84      Il convient, en outre, de rappeler que, conformément à l’article 1er, paragraphe 2, du règlement n° 207/2009, la marque communautaire a un « caractère unitaire », ce qui implique qu’elle « produit les mêmes effets dans l’ensemble de la Communauté ». Il résulte du caractère unitaire de la marque communautaire que, pour être admis à l’enregistrement, un signe doit posséder un caractère distinctif dans l’ensemble de l’Union. C’est ainsi que, selon l’article 7, paragraphe 2, du règlement n° 207/2009, une marque devra être refusée à l’enregistrement si elle est dépourvue de caractère distinctif dans une partie de l’Union …

  • A propos des documents apportés pour établir la preuve de l’usage dans quatre pays

104    Il convient de relever que, s’agissant des quatre États membres concernés, à savoir le Danemark, le Portugal, la Finlande et la Suède, la requérante n’a, au regard de la jurisprudence rappelée au point 90 ci-dessus, versé au dossier aucun document contenant des informations concernant la part de marché détenue par la marque contestée, l’intensité et l’importance des investissements faits par l’entreprise pour la promouvoir ainsi que la proportion des milieux intéressés qui identifie le produit comme provenant d’une entreprise déterminée grâce à la marque contestée et n’a transmis aucune déclaration de chambres de commerce et d’industrie ou d’autres associations professionnelles.

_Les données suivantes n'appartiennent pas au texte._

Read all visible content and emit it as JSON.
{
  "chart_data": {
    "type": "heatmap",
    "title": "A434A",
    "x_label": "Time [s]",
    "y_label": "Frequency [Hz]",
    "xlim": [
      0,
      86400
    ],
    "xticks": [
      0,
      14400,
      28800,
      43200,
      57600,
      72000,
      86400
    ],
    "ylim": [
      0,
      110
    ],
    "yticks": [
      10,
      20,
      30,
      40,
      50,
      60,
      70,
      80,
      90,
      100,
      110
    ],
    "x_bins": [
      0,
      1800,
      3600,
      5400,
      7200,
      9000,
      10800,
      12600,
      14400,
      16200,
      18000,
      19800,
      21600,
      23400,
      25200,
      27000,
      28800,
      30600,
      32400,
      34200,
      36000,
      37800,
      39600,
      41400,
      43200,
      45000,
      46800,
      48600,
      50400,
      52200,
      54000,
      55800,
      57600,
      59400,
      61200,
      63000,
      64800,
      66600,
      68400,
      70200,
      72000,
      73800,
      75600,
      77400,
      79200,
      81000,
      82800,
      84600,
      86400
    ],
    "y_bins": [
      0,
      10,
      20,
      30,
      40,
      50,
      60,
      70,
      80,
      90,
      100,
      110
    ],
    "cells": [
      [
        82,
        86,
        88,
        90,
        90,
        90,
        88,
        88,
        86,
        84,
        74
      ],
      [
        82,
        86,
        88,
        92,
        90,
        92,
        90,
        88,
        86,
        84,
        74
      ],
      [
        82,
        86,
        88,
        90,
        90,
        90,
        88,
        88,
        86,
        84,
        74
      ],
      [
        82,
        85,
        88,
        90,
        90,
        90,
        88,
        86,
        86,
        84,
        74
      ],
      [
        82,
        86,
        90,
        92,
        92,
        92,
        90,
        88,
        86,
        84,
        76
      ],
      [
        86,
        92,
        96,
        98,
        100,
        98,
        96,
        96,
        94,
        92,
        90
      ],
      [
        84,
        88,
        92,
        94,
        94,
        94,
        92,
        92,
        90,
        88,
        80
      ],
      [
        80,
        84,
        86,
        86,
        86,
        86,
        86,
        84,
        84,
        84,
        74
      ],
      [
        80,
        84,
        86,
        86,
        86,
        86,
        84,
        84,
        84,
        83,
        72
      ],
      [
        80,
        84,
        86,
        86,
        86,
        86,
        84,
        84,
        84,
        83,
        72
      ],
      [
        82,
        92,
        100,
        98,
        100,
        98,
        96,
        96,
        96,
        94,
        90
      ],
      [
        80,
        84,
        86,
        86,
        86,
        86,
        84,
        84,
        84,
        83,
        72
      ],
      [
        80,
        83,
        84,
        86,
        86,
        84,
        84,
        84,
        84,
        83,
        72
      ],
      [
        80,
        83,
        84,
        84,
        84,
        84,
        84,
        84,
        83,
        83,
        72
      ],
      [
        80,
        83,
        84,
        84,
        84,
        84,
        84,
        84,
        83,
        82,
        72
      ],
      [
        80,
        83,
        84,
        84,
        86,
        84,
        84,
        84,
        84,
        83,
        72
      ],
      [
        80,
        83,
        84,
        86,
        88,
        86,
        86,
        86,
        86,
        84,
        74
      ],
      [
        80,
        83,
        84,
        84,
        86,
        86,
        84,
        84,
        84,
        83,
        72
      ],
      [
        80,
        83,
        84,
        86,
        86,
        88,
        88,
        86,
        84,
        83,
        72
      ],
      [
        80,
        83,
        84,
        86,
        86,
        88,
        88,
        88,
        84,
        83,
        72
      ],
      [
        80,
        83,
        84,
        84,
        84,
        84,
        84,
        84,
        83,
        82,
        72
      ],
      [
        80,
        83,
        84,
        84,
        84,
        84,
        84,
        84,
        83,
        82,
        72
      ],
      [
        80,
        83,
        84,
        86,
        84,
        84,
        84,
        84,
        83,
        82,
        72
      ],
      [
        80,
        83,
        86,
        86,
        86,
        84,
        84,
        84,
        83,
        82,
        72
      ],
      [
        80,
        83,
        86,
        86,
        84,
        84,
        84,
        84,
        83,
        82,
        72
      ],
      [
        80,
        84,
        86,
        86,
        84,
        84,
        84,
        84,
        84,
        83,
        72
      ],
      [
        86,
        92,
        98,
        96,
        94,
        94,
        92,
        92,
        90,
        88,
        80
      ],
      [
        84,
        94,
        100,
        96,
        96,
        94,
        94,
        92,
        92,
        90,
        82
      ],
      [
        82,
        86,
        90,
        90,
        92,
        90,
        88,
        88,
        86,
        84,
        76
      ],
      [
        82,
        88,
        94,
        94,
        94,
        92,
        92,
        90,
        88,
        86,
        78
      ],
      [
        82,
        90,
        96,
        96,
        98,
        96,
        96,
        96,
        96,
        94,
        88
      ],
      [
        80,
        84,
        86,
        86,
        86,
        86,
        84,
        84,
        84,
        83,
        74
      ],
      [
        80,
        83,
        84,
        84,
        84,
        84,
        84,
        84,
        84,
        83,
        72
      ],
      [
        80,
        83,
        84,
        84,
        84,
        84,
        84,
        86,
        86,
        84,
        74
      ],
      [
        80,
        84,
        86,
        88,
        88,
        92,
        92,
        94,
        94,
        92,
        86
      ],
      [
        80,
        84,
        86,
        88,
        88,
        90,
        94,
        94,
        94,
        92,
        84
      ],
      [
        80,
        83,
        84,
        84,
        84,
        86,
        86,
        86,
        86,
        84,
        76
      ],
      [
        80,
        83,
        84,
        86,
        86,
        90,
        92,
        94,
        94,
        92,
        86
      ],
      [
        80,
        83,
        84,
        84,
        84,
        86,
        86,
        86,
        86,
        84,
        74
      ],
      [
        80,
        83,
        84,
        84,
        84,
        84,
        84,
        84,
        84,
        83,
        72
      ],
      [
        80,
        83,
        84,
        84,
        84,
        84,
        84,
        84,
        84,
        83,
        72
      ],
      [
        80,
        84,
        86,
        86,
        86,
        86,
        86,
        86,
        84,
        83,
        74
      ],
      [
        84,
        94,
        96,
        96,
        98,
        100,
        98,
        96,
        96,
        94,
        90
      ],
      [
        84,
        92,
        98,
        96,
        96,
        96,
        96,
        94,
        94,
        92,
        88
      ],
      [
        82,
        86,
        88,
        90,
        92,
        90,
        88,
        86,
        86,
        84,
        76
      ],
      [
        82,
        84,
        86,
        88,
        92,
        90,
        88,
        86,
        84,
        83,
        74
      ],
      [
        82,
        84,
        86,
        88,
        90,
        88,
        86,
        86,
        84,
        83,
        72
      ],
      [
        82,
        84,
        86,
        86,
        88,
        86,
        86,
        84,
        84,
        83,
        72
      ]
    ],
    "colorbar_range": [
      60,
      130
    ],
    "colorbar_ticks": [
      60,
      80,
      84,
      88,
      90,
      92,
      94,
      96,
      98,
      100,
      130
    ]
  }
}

105    Lors de l’audience, le conseil de la requérante a, en réponse à une question posée par le Tribunal, confirmé qu’il n’avait fourni aucun des éléments mentionnés au point 104 ci-dessus au motif que la requérante ne connaissait pas la jurisprudence et que seuls avaient été utilisés dans le cadre de la procédure administrative les éléments mis à sa disposition.

120    Il appartenait donc à la requérante de faire la preuve de l’acquisition d’un caractère distinctif par l’usage dans la partie de l’Union dans laquelle la marque contestée était ab initio dépourvue de tout caractère distinctif, soit, en l’occurrence, dans l’ensemble de l’Union. Or, ainsi qu’il résulte du point 104 ci-dessus, la requérante n’a versé au dossier aucun des éléments mentionnés dans la jurisprudence rappelée au point 90 ci-dessus et les éléments produits par elle, tels qu’ils ressortent du point 95 ci-dessus, ne démontrent pas que la marque contestée a acquis un caractère distinctif par l’usage au Danemark, au Portugal, en Finlande et en Suède.